When volatility picks up, investors tend to overbuy puts to protect their portfolios or buy calls to get rich quicker. Their combined actions tend to push the implied volatility and support it at higher level. Last month we had decent earnings and headline inflation came down which brought some euphoric sentiment to the markets. Investors started buying stocks instead of calls and also monetized some hedges. But what the long-term vols are telling us is not to get too ahead of ourselves because there is still some uncertainty and risks in the long run. We’ve been recommending our suite of Covered Calls ETFs that do the overwriting at the individual security and ETF levels as a way of participating in the extraction of the implied volatility ups-downs while waiting for the markets to find their footing. ZWU - BMO Covered Call Utilities ETF, ZWC - BMO Canadian High Dividend Covered Call ETF, ZWH - BMO US High Dividend Covered Call ETF.

High Yield Bonds
It has been a rough start to high yield bonds in 2022. CDX spreads has widened as far as 600bps. Investors are looking at these spreads and are starting to consider an entry point into high yield bonds. High yield does provide yield enhancement and a strong diversifier for traditional fixed income portfolios. High yield tends to be more correlated to equity markets while exhibiting the volatility profile of bonds. High yield spreads are higher than there 10-year historical average and there could be an opportunity for tightening this fall. We expect the BoC and Fed continue to stay firm in their monetary policies. ZHY - BMO High Yield US Corporate Bond Hedged to CAD Index ETF, ZJK - BMO High Yield US Corporate Bond Index ETF, ESGH - BMO ESG High Yield US Corporate Bond Index ETF, ESGH.F - BMO ESG High Yield US Corporate Bond Index ETF (Hedged Units).

The Fed
This Jackson Hole meeting could be a pivotal moment in defining the short-term outlook of the markets and setting the tone for September’s Fed action and beyond. There is an expectation that the Fed will be hawkish on Friday and the S&P 500 positioning is bearing given the Fed’s public commitment to do what it takes to curb the demand in order to contain inflation even if it means inducing a recession. But if the Fed comes out even slightly dovish or have an ambiguous guidance, there could be a reversal and a relief rally. we like the combo Low Vol + Quality as a way of getting exposure to the market in the current volatile environment. ZLU - BMO Low Volatility US Equity ETF, ZUQ - BMO MSCI USA High Quality Index ETF.

1 year breakevens peaked in March at 6.3% and are currently at 2.7%. The Fed has acted firmly since then and breakevens have dropped significantly since then. The market expects that the Fed activity will be successful at cooling inflation. We are starting to see that cooling in both Canada and U.S. as prints came in lower than expected. This has been our first positive sign. The BoC has an inflation forecast of 8% in Q3 and the market expects that we will be under that forecast. Gas prices declined which has led to price decline.

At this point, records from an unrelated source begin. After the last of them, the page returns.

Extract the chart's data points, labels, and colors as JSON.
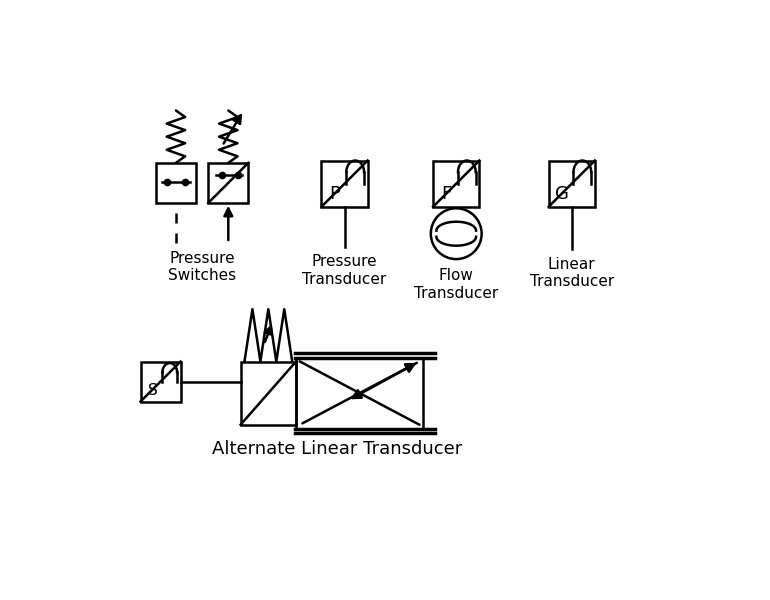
{
  "bg_color": "#ffffff",
  "line_color": "#000000",
  "line_width": 1.8,
  "fig_width": 7.7,
  "fig_height": 6.0,
  "labels": {
    "pressure_switches": "Pressure\nSwitches",
    "pressure_transducer": "Pressure\nTransducer",
    "flow_transducer": "Flow\nTransducer",
    "linear_transducer": "Linear\nTransducer",
    "alt_linear_transducer": "Alternate Linear Transducer"
  },
  "label_fontsize": 11,
  "alt_label_fontsize": 13
}
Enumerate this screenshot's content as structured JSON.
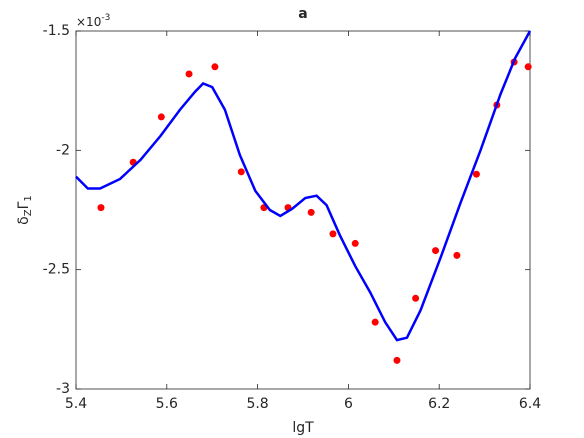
{
  "chart_data": {
    "type": "scatter",
    "title": "a",
    "xlabel": "lgT",
    "ylabel": [
      "δ",
      "Z",
      "Γ",
      "1"
    ],
    "y_exponent": {
      "base": "×10",
      "power": "-3"
    },
    "xlim": [
      5.4,
      6.4
    ],
    "xticks": [
      5.4,
      5.6,
      5.8,
      6,
      6.2,
      6.4
    ],
    "ylim": [
      -3,
      -1.5
    ],
    "yticks": [
      -3,
      -2.5,
      -2,
      -1.5
    ],
    "series": [
      {
        "style": "markers",
        "color": "#ff0000",
        "x": [
          5.455,
          5.526,
          5.588,
          5.649,
          5.706,
          5.764,
          5.814,
          5.867,
          5.918,
          5.966,
          6.015,
          6.059,
          6.107,
          6.148,
          6.192,
          6.239,
          6.282,
          6.327,
          6.365,
          6.396
        ],
        "values": [
          -2.24,
          -2.05,
          -1.86,
          -1.68,
          -1.65,
          -2.09,
          -2.24,
          -2.24,
          -2.26,
          -2.35,
          -2.39,
          -2.72,
          -2.88,
          -2.62,
          -2.42,
          -2.44,
          -2.1,
          -1.81,
          -1.63,
          -1.65
        ]
      },
      {
        "style": "line",
        "color": "#0000ff",
        "x": [
          5.4,
          5.426,
          5.453,
          5.497,
          5.542,
          5.586,
          5.629,
          5.662,
          5.68,
          5.7,
          5.728,
          5.761,
          5.795,
          5.827,
          5.85,
          5.876,
          5.905,
          5.93,
          5.952,
          5.981,
          6.015,
          6.048,
          6.081,
          6.107,
          6.129,
          6.159,
          6.203,
          6.247,
          6.291,
          6.335,
          6.367,
          6.4
        ],
        "values": [
          -2.11,
          -2.16,
          -2.16,
          -2.12,
          -2.04,
          -1.94,
          -1.83,
          -1.755,
          -1.72,
          -1.735,
          -1.83,
          -2.02,
          -2.17,
          -2.25,
          -2.275,
          -2.245,
          -2.2,
          -2.19,
          -2.23,
          -2.355,
          -2.485,
          -2.595,
          -2.72,
          -2.795,
          -2.785,
          -2.67,
          -2.45,
          -2.22,
          -2.0,
          -1.765,
          -1.615,
          -1.5
        ]
      }
    ]
  }
}
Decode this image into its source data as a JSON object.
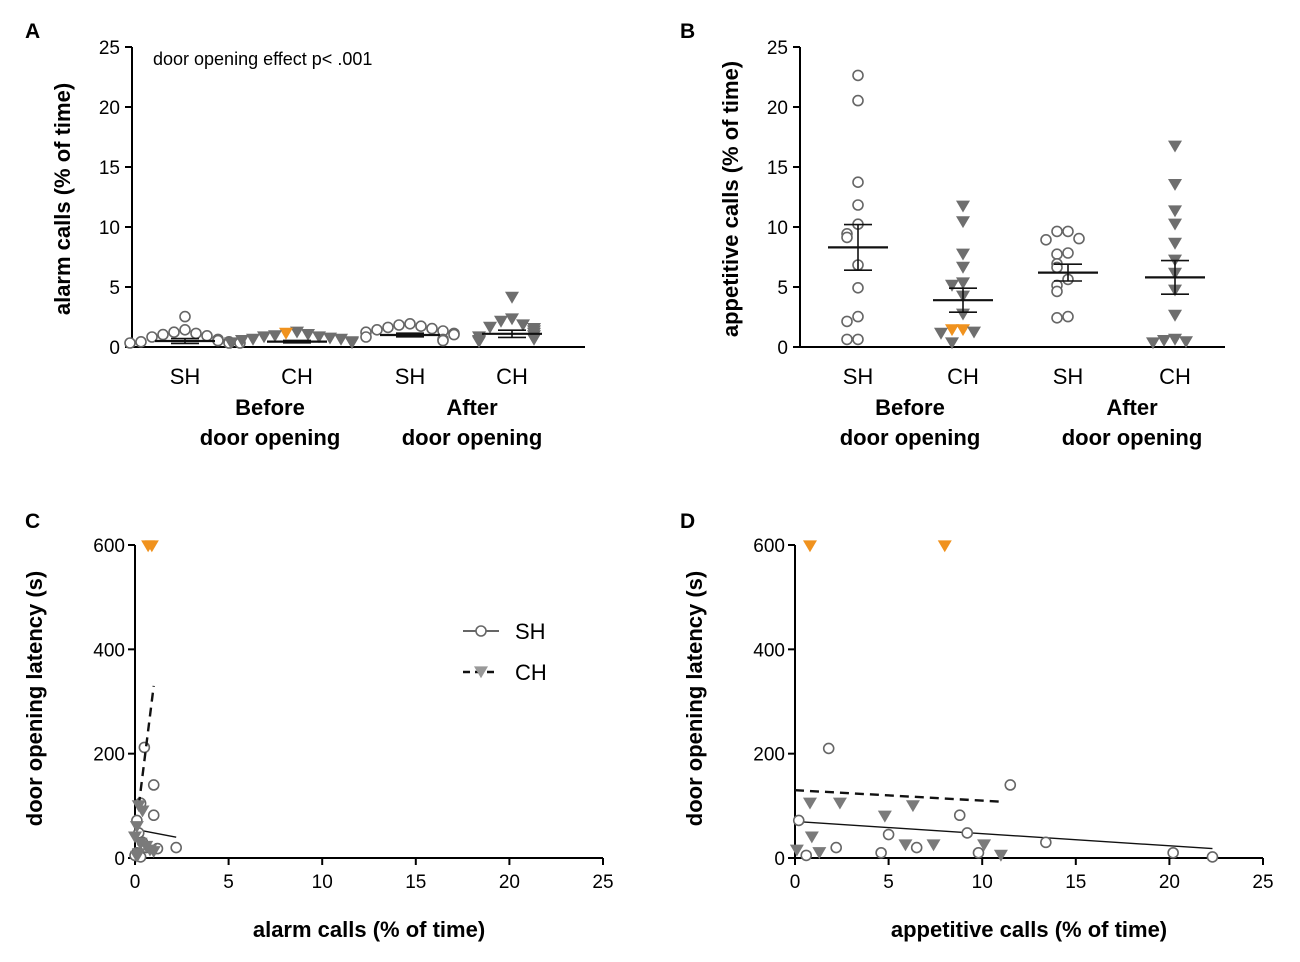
{
  "figure": {
    "panels": [
      "A",
      "B",
      "C",
      "D"
    ],
    "colors": {
      "sh_marker": "#ffffff",
      "sh_stroke": "#666666",
      "ch_marker": "#6e6e6e",
      "highlight": "#f0921e",
      "axis": "#000000"
    },
    "legend": {
      "sh": "SH",
      "ch": "CH"
    }
  },
  "chart_data": [
    {
      "panel": "A",
      "type": "scatter",
      "ylabel": "alarm calls (% of time)",
      "ylim": [
        0,
        25
      ],
      "yticks": [
        0,
        5,
        10,
        15,
        20,
        25
      ],
      "annotation": "door opening effect p< .001",
      "categories": [
        "SH",
        "CH",
        "SH",
        "CH"
      ],
      "groups": [
        {
          "label_line1": "Before",
          "label_line2": "door opening"
        },
        {
          "label_line1": "After",
          "label_line2": "door opening"
        }
      ],
      "series": [
        {
          "name": "SH before",
          "marker": "circle",
          "mean": 0.5,
          "sem": 0.2,
          "values": [
            2.2,
            1.1,
            0.9,
            0.8,
            0.7,
            0.6,
            0.5,
            0.3,
            0.2,
            0.1,
            0.1,
            0.0,
            0.0,
            0.0
          ]
        },
        {
          "name": "CH before",
          "marker": "triangle",
          "mean": 0.45,
          "sem": 0.1,
          "values": [
            0.9,
            0.8,
            0.7,
            0.6,
            0.5,
            0.5,
            0.4,
            0.3,
            0.3,
            0.2,
            0.1,
            0.0,
            0.0
          ],
          "highlight": [
            0.8
          ]
        },
        {
          "name": "SH after",
          "marker": "circle",
          "mean": 1.0,
          "sem": 0.15,
          "values": [
            1.6,
            1.5,
            1.4,
            1.3,
            1.2,
            1.1,
            1.0,
            0.9,
            0.8,
            0.7,
            0.5,
            0.3,
            0.2
          ]
        },
        {
          "name": "CH after",
          "marker": "triangle",
          "mean": 1.1,
          "sem": 0.3,
          "values": [
            3.8,
            2.0,
            1.8,
            1.5,
            1.3,
            1.2,
            1.0,
            0.8,
            0.6,
            0.5,
            0.3,
            0.2,
            0.1
          ]
        }
      ]
    },
    {
      "panel": "B",
      "type": "scatter",
      "ylabel": "appetitive calls (% of time)",
      "ylim": [
        0,
        25
      ],
      "yticks": [
        0,
        5,
        10,
        15,
        20,
        25
      ],
      "categories": [
        "SH",
        "CH",
        "SH",
        "CH"
      ],
      "groups": [
        {
          "label_line1": "Before",
          "label_line2": "door opening"
        },
        {
          "label_line1": "After",
          "label_line2": "door opening"
        }
      ],
      "series": [
        {
          "name": "SH before",
          "marker": "circle",
          "mean": 8.3,
          "sem": 1.9,
          "values": [
            22.3,
            20.2,
            13.4,
            11.5,
            9.9,
            9.1,
            8.8,
            6.5,
            4.6,
            2.2,
            1.8,
            0.3,
            0.3
          ]
        },
        {
          "name": "CH before",
          "marker": "triangle",
          "mean": 3.9,
          "sem": 1.0,
          "values": [
            11.4,
            10.1,
            7.4,
            6.3,
            5.0,
            4.8,
            3.9,
            2.4,
            1.1,
            1.1,
            0.9,
            0.8,
            0.0
          ],
          "highlight": [
            1.1,
            1.1
          ]
        },
        {
          "name": "SH after",
          "marker": "circle",
          "mean": 6.2,
          "sem": 0.7,
          "values": [
            9.3,
            9.3,
            8.7,
            8.6,
            7.5,
            7.4,
            6.6,
            6.3,
            5.3,
            4.8,
            4.3,
            2.2,
            2.1
          ]
        },
        {
          "name": "CH after",
          "marker": "triangle",
          "mean": 5.8,
          "sem": 1.4,
          "values": [
            16.4,
            13.2,
            11.0,
            9.9,
            8.3,
            6.9,
            5.8,
            4.4,
            2.3,
            0.3,
            0.2,
            0.1,
            0.0
          ]
        }
      ]
    },
    {
      "panel": "C",
      "type": "scatter",
      "xlabel": "alarm calls (% of time)",
      "ylabel": "door opening latency (s)",
      "xlim": [
        0,
        25
      ],
      "ylim": [
        0,
        600
      ],
      "xticks": [
        0,
        5,
        10,
        15,
        20,
        25
      ],
      "yticks": [
        0,
        200,
        400,
        600
      ],
      "legend_position": "right",
      "series": [
        {
          "name": "SH",
          "marker": "circle",
          "points": [
            [
              0.5,
              212
            ],
            [
              1.0,
              140
            ],
            [
              1.0,
              82
            ],
            [
              0.3,
              105
            ],
            [
              0.1,
              72
            ],
            [
              0.2,
              48
            ],
            [
              0.4,
              30
            ],
            [
              0.6,
              20
            ],
            [
              1.2,
              18
            ],
            [
              2.2,
              20
            ],
            [
              0.1,
              10
            ],
            [
              0.0,
              5
            ],
            [
              0.3,
              2
            ]
          ],
          "fit": {
            "style": "solid",
            "from": [
              0.0,
              55
            ],
            "to": [
              2.2,
              40
            ]
          }
        },
        {
          "name": "CH",
          "marker": "triangle",
          "points": [
            [
              0.2,
              100
            ],
            [
              0.4,
              90
            ],
            [
              0.1,
              60
            ],
            [
              0.0,
              40
            ],
            [
              0.3,
              28
            ],
            [
              0.6,
              22
            ],
            [
              0.8,
              15
            ],
            [
              1.0,
              12
            ],
            [
              0.2,
              8
            ],
            [
              0.1,
              3
            ]
          ],
          "highlight_points": [
            [
              0.7,
              600
            ],
            [
              0.9,
              600
            ]
          ],
          "fit": {
            "style": "dashed",
            "from": [
              0.2,
              100
            ],
            "to": [
              1.0,
              330
            ]
          }
        }
      ]
    },
    {
      "panel": "D",
      "type": "scatter",
      "xlabel": "appetitive calls (% of time)",
      "ylabel": "door opening latency (s)",
      "xlim": [
        0,
        25
      ],
      "ylim": [
        0,
        600
      ],
      "xticks": [
        0,
        5,
        10,
        15,
        20,
        25
      ],
      "yticks": [
        0,
        200,
        400,
        600
      ],
      "series": [
        {
          "name": "SH",
          "marker": "circle",
          "points": [
            [
              1.8,
              210
            ],
            [
              11.5,
              140
            ],
            [
              8.8,
              82
            ],
            [
              0.2,
              72
            ],
            [
              9.2,
              48
            ],
            [
              5.0,
              45
            ],
            [
              13.4,
              30
            ],
            [
              2.2,
              20
            ],
            [
              6.5,
              20
            ],
            [
              9.8,
              10
            ],
            [
              4.6,
              10
            ],
            [
              0.6,
              5
            ],
            [
              20.2,
              10
            ],
            [
              22.3,
              2
            ]
          ],
          "fit": {
            "style": "solid",
            "from": [
              0.0,
              70
            ],
            "to": [
              22.3,
              18
            ]
          }
        },
        {
          "name": "CH",
          "marker": "triangle",
          "points": [
            [
              0.8,
              105
            ],
            [
              2.4,
              105
            ],
            [
              4.8,
              80
            ],
            [
              6.3,
              100
            ],
            [
              0.9,
              40
            ],
            [
              1.3,
              10
            ],
            [
              5.9,
              25
            ],
            [
              7.4,
              25
            ],
            [
              10.1,
              25
            ],
            [
              11.0,
              5
            ],
            [
              0.1,
              15
            ]
          ],
          "highlight_points": [
            [
              0.8,
              600
            ],
            [
              8.0,
              600
            ]
          ],
          "fit": {
            "style": "dashed",
            "from": [
              0.0,
              130
            ],
            "to": [
              11.0,
              108
            ]
          }
        }
      ]
    }
  ]
}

We do see above average growth in areas such as food. The market is pricing in a 50bps rate hike for September and potentially a 75bps hike in December. We are most likely looking at a reversal in mid 2023. We think we may have hit peak inflation however, we will stay cautious going forward.

Canadian Bank Earnings
Three of the major six major banks that have reported earnings Scotia, RBC and National reported losses on some degree with TD, CIBC and BMO still to come. Banks are increasingly facing a conundrum whereby higher rates make existing debts more profitable but cloud the longer-term outlook for new business as the BoC continues to hike rates. Banks have been provisioning for potential defaults should a recession hit. Long-term investors should threat any weakness in banks valuation as an opportunity to add to their long-term holdings. Banks continue to pay stable dividends, if inflation peaks and the BoC pauses, market volatility will lessen, and banks would become more profitable. Higher volatility in the banking sector as the result of the below earnings expectation will help ZWB generate higher option premium, increase the capture ratio of those calls while the stocks remain weak. ZWB - BMO Covered Call Canadian Banks ETF, ZEB - BMO Equal Weight Banks Index ETF.